[Kertas Posisi] Analisis atas Permenkominfo No. 5 Tahun 2020 tentang Penyelenggaraan Sistem Elektronik Lingkup Privat

RINGKASAN EKSEKUTIF

Di tengah pandemi Covid-19, pada 24 November 2020, Pemerintah melalui Menteri Komunikasi dan Informatika Republik Indonesia (selanjutnya disingkat Kominfo), mengundangkan Peraturan Menteri Komunikasi dan Informatika No. 5 Tahun 2020 tentang Penyelenggaraan Sistem Elektronik Lingkup Privat (selanjutnya disingkat Permenkominfo 5/2020).

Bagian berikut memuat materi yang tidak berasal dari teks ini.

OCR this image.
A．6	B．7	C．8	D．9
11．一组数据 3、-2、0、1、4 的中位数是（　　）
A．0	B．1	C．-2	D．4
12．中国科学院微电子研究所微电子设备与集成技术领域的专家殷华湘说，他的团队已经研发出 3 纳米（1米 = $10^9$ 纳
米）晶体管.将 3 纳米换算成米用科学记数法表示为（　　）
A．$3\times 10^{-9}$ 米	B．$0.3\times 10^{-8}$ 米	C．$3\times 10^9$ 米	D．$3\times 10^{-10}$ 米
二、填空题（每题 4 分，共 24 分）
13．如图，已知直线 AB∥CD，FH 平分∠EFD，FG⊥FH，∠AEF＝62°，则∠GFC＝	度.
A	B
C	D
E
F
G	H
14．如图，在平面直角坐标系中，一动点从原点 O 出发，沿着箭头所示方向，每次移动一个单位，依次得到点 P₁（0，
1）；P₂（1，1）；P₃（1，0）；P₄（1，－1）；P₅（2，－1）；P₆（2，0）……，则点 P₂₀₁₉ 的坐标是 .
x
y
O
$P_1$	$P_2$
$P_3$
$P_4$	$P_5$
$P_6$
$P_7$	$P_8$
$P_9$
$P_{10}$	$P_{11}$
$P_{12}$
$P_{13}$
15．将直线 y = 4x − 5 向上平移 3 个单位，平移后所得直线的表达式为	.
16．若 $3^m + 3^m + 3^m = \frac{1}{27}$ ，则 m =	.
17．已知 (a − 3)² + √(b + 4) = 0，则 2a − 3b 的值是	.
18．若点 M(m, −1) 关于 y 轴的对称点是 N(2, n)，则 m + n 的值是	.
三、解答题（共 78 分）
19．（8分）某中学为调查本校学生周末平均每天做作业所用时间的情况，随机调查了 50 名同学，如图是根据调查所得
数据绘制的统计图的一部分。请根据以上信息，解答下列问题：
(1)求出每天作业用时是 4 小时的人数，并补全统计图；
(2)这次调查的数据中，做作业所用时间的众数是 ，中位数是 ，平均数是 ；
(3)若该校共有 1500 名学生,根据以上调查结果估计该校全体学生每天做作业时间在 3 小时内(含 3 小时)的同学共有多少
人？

Hal ini tentu mengejutkan di tengah desakan publik untuk segera menuntaskan pembahasan dan pengesahan Rancangan Undang-Undang Perlindungan Data Pribadi, ternyata pemerintah justru mengatur lebih jauh nan teknis terkait sistem elektronik lingkup privat. Karena lingkup privat, tentunya akan punya konsekuensi hukum sekaligus masalah yang sangat mungkin terjadi, terutama dampak yang ditimbulkan dari sisi bukan semata aturan yang tidak sesuai standar, teori hukum maupun prinsip-prinsipnya, melainkan pula masalah dasar kebebasan dan hak-hak asasi manusia, khususnya di ranah digital atau online.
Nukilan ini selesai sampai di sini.